= Seed Mob =

Indigenous climate change organisation

Seed Mob, officially Seed Indigenous Youth Climate Network Ltd and also known simply as Seed, is an independent Indigenous youth climate network in Australia. Established in 2014, it is led by Aboriginal and Torres Strait Islander young people and relies on donations by supporters and partners who align with their values. In 2018 Seed released the documentary film Water is Life, which highlighted the dangers of fracking in the Northern Territory.

== History ==
Seed, established in 2014, is Australia's first Indigenous youth climate network, co-founded by South Sea Islander / Bundjalung woman Amelia Telford and Larissa Baldwin-Roberts (who later became CEO of political activist group GetUp!), initially as a branch of the Australian Youth Climate Coalition.

Telford was NAIDOC Youth of the Year in 2014, when she was Indigenous Coordinator for the Australian Youth Climate Coalition, and planning to expand the Indigenous program to train and mentor around 50 Indigenous young people across the country. She was also awarded Bob Brown's 2015 Young Environmentalist for the Year award, and Australian Geographic Young Conservationist of the Year in 2015.

In 2018, Seed released the documentary short film Water is Life, which showed the dangers of fracking in the Northern Territory. It was filmed over two years and funded by supporters. The team travelled to North Dakota, US, where they talked to native American community member Kandi Mosset, who is featured in the film showing how fracking has impacted their community since its inception in 2006. In the film, community leaders in Borroloola relate the impact of climate change on bush foods, among other things.

In August 2020, Seed became an independent entity, registered with the ACNC as Seed Indigenous Youth Climate Network Ltd. With the new status, the board would comprise only First Nations people, and the number of paid staff was increased.

==Description==
Seed Mob is an Indigenous youth climate network in Australia, led by Aboriginal and Torres Strait Islander young people. It does not accept government funding, and all potential donors are screened to ensure that their support aligns with Seed's values. It relies heavily on funding by community members.

Co-founder Amelia Telford, is as of 2021 its national director. As of 2024 Ivan Ingram is chair of the organisation.

Its aims "to build the skills, confidence, and networks of young First Nations people to protect our land, water and future from the impacts of climate change", and amplify First Nations communities' voices in order to lead to solutions to reduce the impact of climate change in Australia.

Seed Mob relies on its network of volunteers, who work to protect country from fossil fuel extraction on sacred land, and support other groups working in climate change activism.

==Campaigns and activism==
Seed has supported other activist groups, such as joining in a flotilla action by the Pacific Climate Warriors in 2014, blocking the Newcastle coal port for a full day.

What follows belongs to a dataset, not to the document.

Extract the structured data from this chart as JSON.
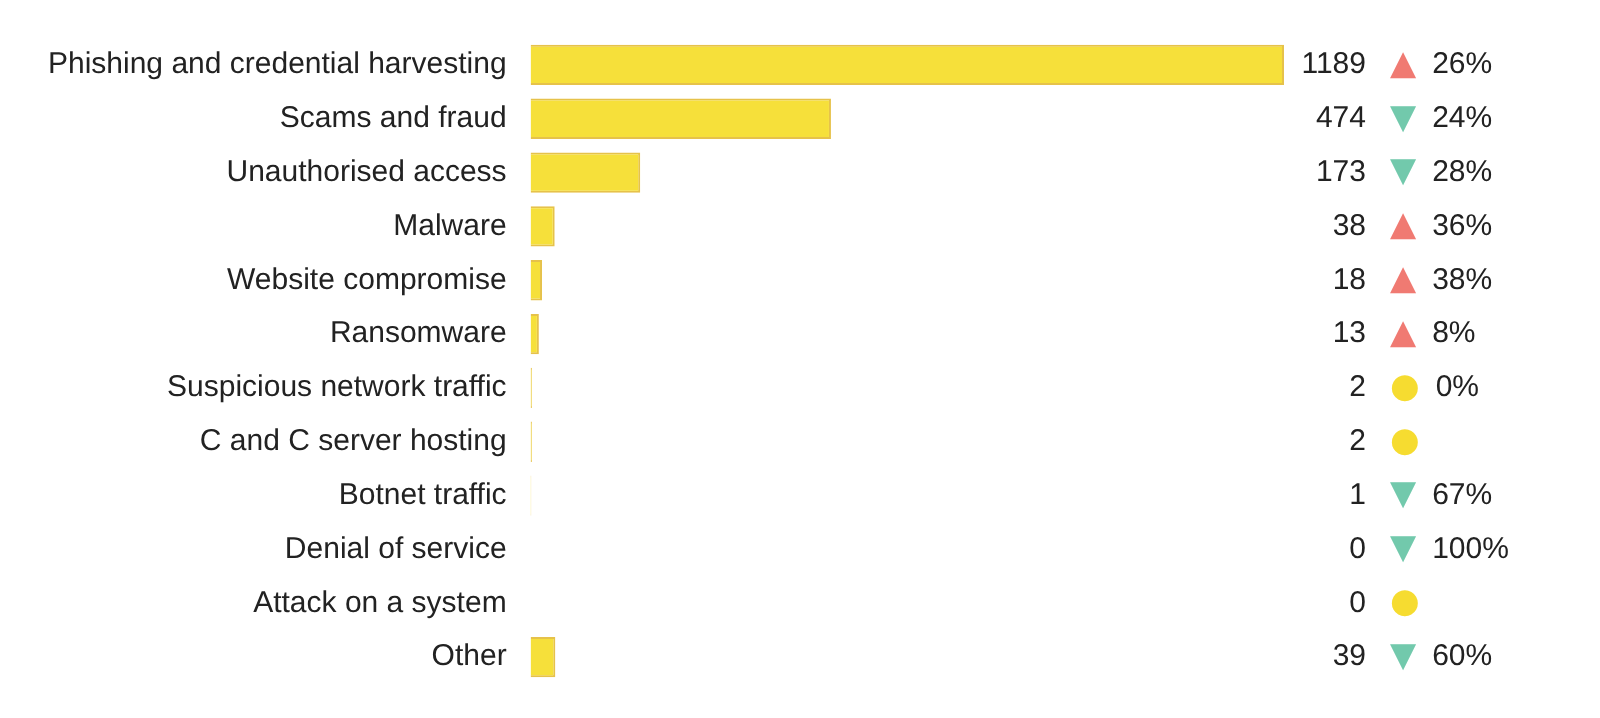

In 2017, Seed, then in an alliance of 13 environmental groups as part of the Australian Youth Climate Coalition, was successful, after a three-year campaign targeting Australia's four largest banks to rule out funding the Adani coal mine in Queensland (now the Stop Adani campaign), in getting Westpac to change their policies.

By 2017 the group was holding regular protests in Canberra, including one in which hundreds of lanterns spelt out "Land Rights not Mining Rights" on the lawns of Parliament House.

Since Origin Energy announced plans to start gas fracking in the Beetaloo Basin in the Northern Territory in November 2019, Seed has been campaigning against the company's plans. It produced a film about the campaign called Water is Life in 2019.

In 2020, the group supported Gomeroi Traditional Owners in New South Wales in to protest against recent approval of Santos' gas project in Narrabri, which planned to drill 850 wells in the Pilliga forest in north-central NSW. Thousands marched across the country to oppose the billion project.

==Media and global impact==
Since their 2018 documentary Water is Life, the title has become a widely-shared slogan across the world.

In 2019, Hollywood star Leonardo DiCaprio shared a photo on Instagram of the group staging a sit-in at Parliament House, Canberra, calling for the cessation of fracking, coal mining and water sharing.

==Partners==
Seed has investment partnerships with businesses whose values align with the organisation, such as Bank Australia.